I have known sorrow, but there is very little that compares to missing one’s children. And Phelim, my silent child, my precious child, my chime child, I missed him dearly. I wished to see the knights descending out of the forest again when the trees bled yellow and scarlet over the horizon, when the frost climbed the windowpanes and the snow feathered the frozen soil and the trees on the roadside. I wanted to smell horses in the air when spring arrived, but I only smelled the carcasses of animals that had died and frozen in the winter, thawing, and the green, growing scent of buds and blossoming brambles, and the musk of frisky animals. I missed his silence when I heard my other sons cry beneath my husband’s birch switch. I thought perhaps, in the summer, when he returned, it was their cries that had brought him back to us.

There were fewer hounds this time, as the green-clad rider had said there would be, and the same number of knights, though this time my Phelim had joined their number, atop his own black steed, dressed no less resplendently. He trailed after the green-clad rider, who stopped at our fence and did not cross the threshold but smiled with cold generosity at myself and my children. It was much too late to be calling, to be returning my son to me, but I would accept him at midnight or midday. “I did say I would return him, did I not, Madam?” the green-clad rider said. “Your son has been as silent as I have needed him to be. I would say that his time with us had sharpened that silence. If you find his quiet refined do not be alarmed.”

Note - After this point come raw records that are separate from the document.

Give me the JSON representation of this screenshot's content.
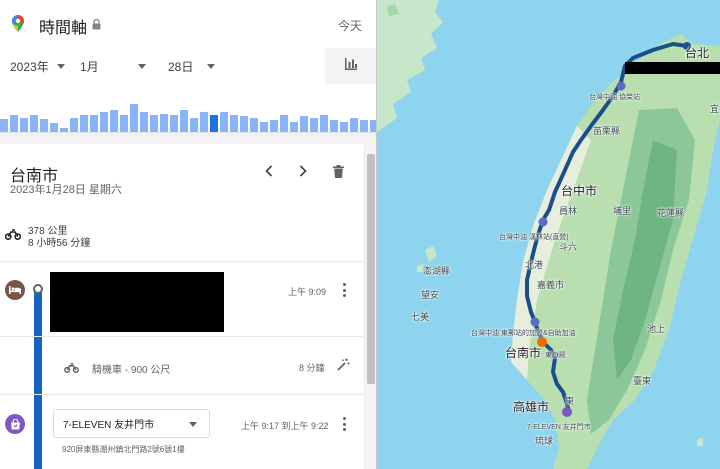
{
  "app": {
    "title": "時間軸",
    "today_label": "今天",
    "accent": "#1a73e8"
  },
  "date_picker": {
    "year": "2023年",
    "month": "1月",
    "day": "28日"
  },
  "day": {
    "title": "台南市",
    "date": "2023年1月28日 星期六",
    "distance": "378 公里",
    "duration": "8 小時56 分鐘"
  },
  "entries": {
    "first": {
      "time": "上午 9:09"
    },
    "ride": {
      "label": "騎機車 - 900 公尺",
      "duration": "8 分鐘"
    },
    "place": {
      "name": "7-ELEVEN 友井門市",
      "time": "上午 9:17 到上午 9:22",
      "address": "920屏東縣潮州鎮北門路2號6號1樓"
    }
  },
  "histogram": {
    "selected_index": 21,
    "values": [
      0.32,
      0.42,
      0.34,
      0.42,
      0.32,
      0.22,
      0.1,
      0.34,
      0.42,
      0.42,
      0.5,
      0.56,
      0.42,
      0.7,
      0.5,
      0.42,
      0.46,
      0.42,
      0.54,
      0.34,
      0.5,
      0.42,
      0.5,
      0.42,
      0.4,
      0.34,
      0.24,
      0.3,
      0.42,
      0.24,
      0.4,
      0.34,
      0.42,
      0.3,
      0.24,
      0.34,
      0.3,
      0.3,
      0.24,
      0.34,
      0.3,
      0.26,
      0.34,
      0.3,
      0.34,
      0.26,
      0.3,
      0.34,
      0.3,
      0.26,
      0.34,
      0.3,
      0.3,
      0.34,
      0.26,
      0.3,
      0.34,
      0.26
    ]
  },
  "icons": {
    "pin": "maps-pin-icon",
    "lock": "lock-icon",
    "chart": "bar-chart-icon",
    "prev": "chevron-left-icon",
    "next": "chevron-right-icon",
    "delete": "trash-icon",
    "motorcycle": "motorcycle-icon",
    "hotel": "hotel-icon",
    "store": "store-icon",
    "more": "more-vert-icon",
    "wand": "magic-wand-icon"
  },
  "map": {
    "labels": {
      "taipei": "台北",
      "taoyuan_station": "台灣中油 協榮站",
      "miaoli": "苗栗縣",
      "taichung": "台中市",
      "yuanlin": "員林",
      "puli": "埔里",
      "hualien": "花蓮縣",
      "station2": "台灣中油 漢林站(直營)",
      "douliu": "斗六",
      "beigang": "北港",
      "penghu": "澎湖縣",
      "wangan": "望安",
      "qimei": "七美",
      "chiayi": "嘉義市",
      "station3": "台灣中油 東郵站的加盟&自助加油",
      "tainan": "台南市",
      "shrine": "東嶽殿",
      "chishang": "池上",
      "taitung": "臺東",
      "kaohsiung": "高雄市",
      "dongli": "東",
      "store": "7-ELEVEN 友井門市",
      "liuqiu": "琉球",
      "yilan": "宜"
    }
  }
}
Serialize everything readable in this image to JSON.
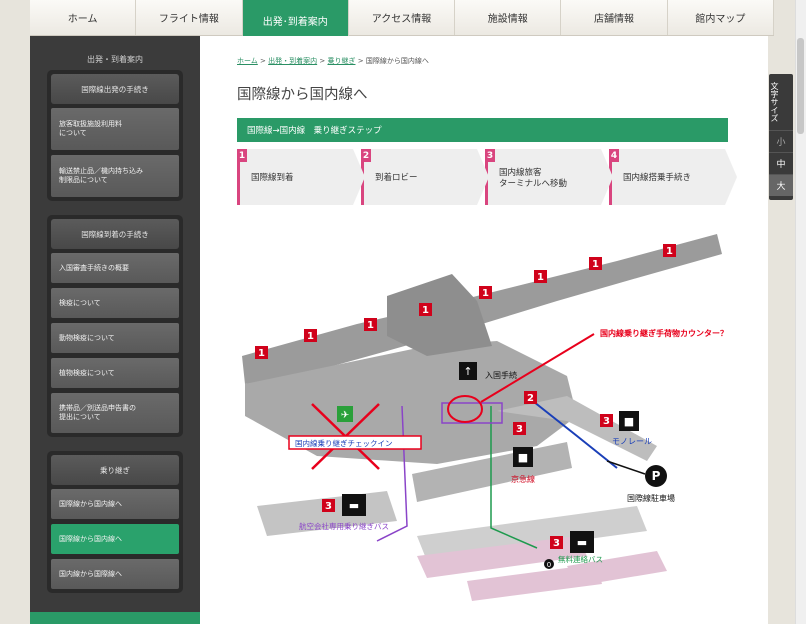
{
  "nav": {
    "tabs": [
      {
        "label": "ホーム"
      },
      {
        "label": "フライト情報"
      },
      {
        "label": "出発･到着案内"
      },
      {
        "label": "アクセス情報"
      },
      {
        "label": "施設情報"
      },
      {
        "label": "店舗情報"
      },
      {
        "label": "館内マップ"
      }
    ],
    "active_index": 2
  },
  "sidebar": {
    "heading": "出発・到着案内",
    "groups": [
      {
        "title": "国際線出発の手続き",
        "items": [
          "旅客取扱施設利用料\nについて",
          "輸送禁止品／機内持ち込み\n制限品について"
        ]
      },
      {
        "title": "国際線到着の手続き",
        "items": [
          "入国審査手続きの概要",
          "検疫について",
          "動物検疫について",
          "植物検疫について",
          "携帯品／別送品申告書の\n提出について"
        ]
      },
      {
        "title": "乗り継ぎ",
        "items": [
          "国際線から国内線へ",
          "国際線から国内線へ",
          "国内線から国際線へ"
        ],
        "active_index": 1
      }
    ]
  },
  "breadcrumb": {
    "home": "ホーム",
    "sep": ">",
    "level1": "出発・到着案内",
    "level2": "乗り継ぎ",
    "current": "国際線から国内線へ"
  },
  "page_title": "国際線から国内線へ",
  "section_title": "国際線→国内線　乗り継ぎステップ",
  "steps": [
    {
      "num": "1",
      "label": "国際線到着"
    },
    {
      "num": "2",
      "label": "到着ロビー"
    },
    {
      "num": "3",
      "label": "国内線旅客\nターミナルへ移動"
    },
    {
      "num": "4",
      "label": "国内線搭乗手続き"
    }
  ],
  "map": {
    "gate_marker": "1",
    "labels": {
      "annotation": "国内線乗り継ぎ手荷物カウンター？",
      "immigration": "入国手続",
      "transfer_checkin": "国内線乗り継ぎチェックイン",
      "monorail": "モノレール",
      "keikyu": "京急線",
      "parking": "国際線駐車場",
      "airline_bus": "航空会社専用乗り継ぎバス",
      "free_bus": "無料連絡バス",
      "num_2": "2",
      "num_3": "3",
      "num_0": "0",
      "parking_icon": "P"
    },
    "colors": {
      "marker": "#d0021b",
      "route_blue": "#1a3fb8",
      "route_purple": "#8a44c8",
      "route_green": "#1e9a4e",
      "annotation": "#e8001c"
    }
  },
  "font_size_widget": {
    "label": "文字サイズ",
    "options": [
      "小",
      "中",
      "大"
    ]
  },
  "icons": [
    "elevator-icon",
    "train-icon",
    "bus-icon",
    "parking-icon",
    "airplane-icon"
  ]
}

He gestured, and Phelim dismounted and strode toward us through the line of horses. My sapling boy had become a tree, lean but strong as a birch tree. In that year he had changed remarkably. I knew he had changed in more ways than that when I looked into his face and saw his eyes.

But I could not slight the knights. No matter how the sight of my Phelim frightened me now. “I am glad you returned him, sir. Thank you for doing so,” I said.

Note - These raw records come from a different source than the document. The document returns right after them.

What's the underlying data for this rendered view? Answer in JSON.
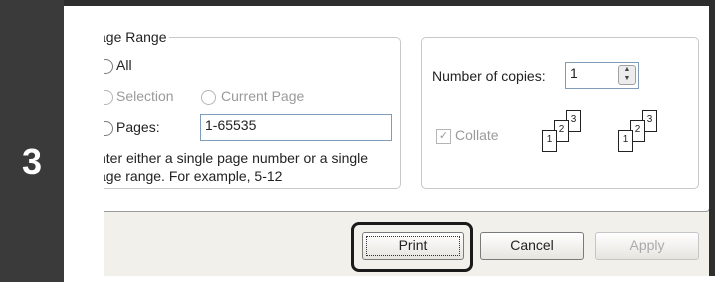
{
  "step": {
    "number": "3"
  },
  "page_range": {
    "legend": "age Range",
    "all_label": "All",
    "selection_label": "Selection",
    "current_page_label": "Current Page",
    "pages_label": "Pages:",
    "pages_value": "1-65535",
    "hint_line1": "nter either a single page number or a single",
    "hint_line2": "age range.  For example, 5-12"
  },
  "copies": {
    "label": "Number of copies:",
    "value": "1",
    "collate_label": "Collate",
    "collate_checked": true,
    "collate_glyph": "✓",
    "spin_up_glyph": "▲",
    "spin_down_glyph": "▼"
  },
  "collate_illustration": {
    "set_a": [
      "1",
      "2",
      "3"
    ],
    "set_b": [
      "1",
      "2",
      "3"
    ]
  },
  "buttons": {
    "print_label": "Print",
    "cancel_label": "Cancel",
    "apply_label": "Apply"
  }
}
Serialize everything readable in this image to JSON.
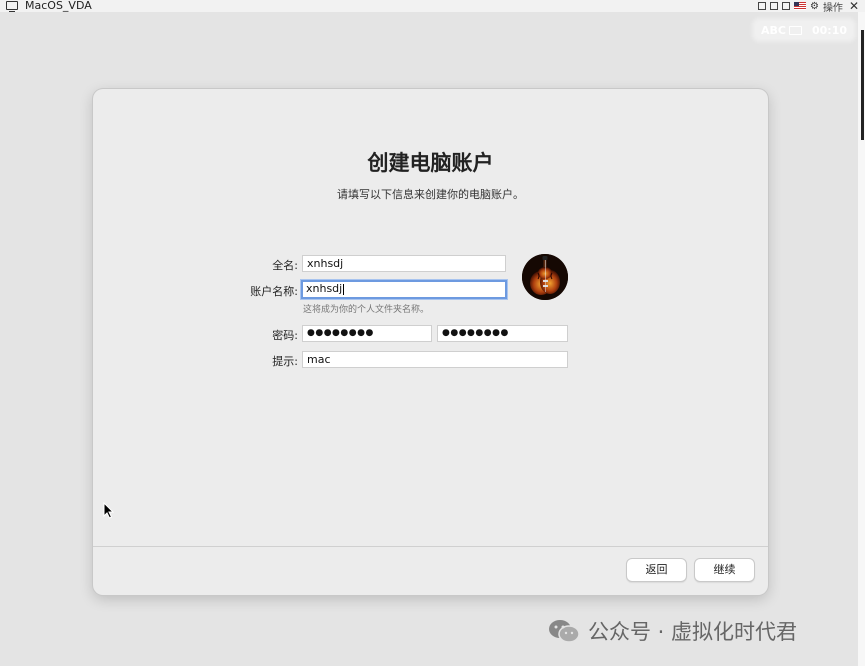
{
  "vm_window": {
    "title": "MacOS_VDA",
    "ops_label": "操作"
  },
  "status": {
    "input_source": "ABC",
    "clock": "00:10"
  },
  "setup": {
    "title": "创建电脑账户",
    "subtitle": "请填写以下信息来创建你的电脑账户。",
    "full_name_label": "全名:",
    "full_name_value": "xnhsdj",
    "account_name_label": "账户名称:",
    "account_name_value": "xnhsdj",
    "account_name_hint": "这将成为你的个人文件夹名称。",
    "password_label": "密码:",
    "password_value": "●●●●●●●●",
    "verify_value": "●●●●●●●●",
    "hint_label": "提示:",
    "hint_value": "mac",
    "back_button": "返回",
    "continue_button": "继续"
  },
  "watermark": {
    "text": "公众号 · 虚拟化时代君"
  },
  "colors": {
    "focus_ring": "#6d9ae0",
    "panel_bg": "#ececec",
    "desktop_bg": "#e4e4e4"
  }
}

“You are welcome,” the rider said, and began to turn his horse away. He paused on the other side of the fence and turned back to Phelim. Phelim looked up at him, as though the rider had called, though he had not. The armour of the rider’s shoulder reflected light into his sharp face. “Remember what I said. Remember where you have been,” the rider said to Phelim. Phelim said nothing and though he was quiet, I was surprised. It was rude not to answer. But the rider did not look offended; perhaps it was he that had taught Phelim to become even more silent. Then the knight looked into the window of my husband’s cottage, as he had the year before, as though he could see my husband in the window. “Farewell, Madam. Good night.”


Then they departed. The hounds gnashed their teeth once more in my direction, soundlessly, though Phelim looked down upon them. When he did, they set their jaws and bounded after their masters. In a few moments the knights had vanished into the forest and there was nothing there to say that they had come and gone at all. Nothing but my new son, looking up at the sky as though there were something to see in it. He was quiet as the grave as we went indoors, as he took off his cloak, as he unstrapped the light armour around his shoulders. He was silent as he looked as my husband with his new black and silver eyes and when midnight struck he pulled a dagger from his belt and slit my husband open from neck to navel. My husband was silent as he fell across the dinner table. Phelim wiped the blade on the tablecloth as I wiped tears from my eyes and said not a word.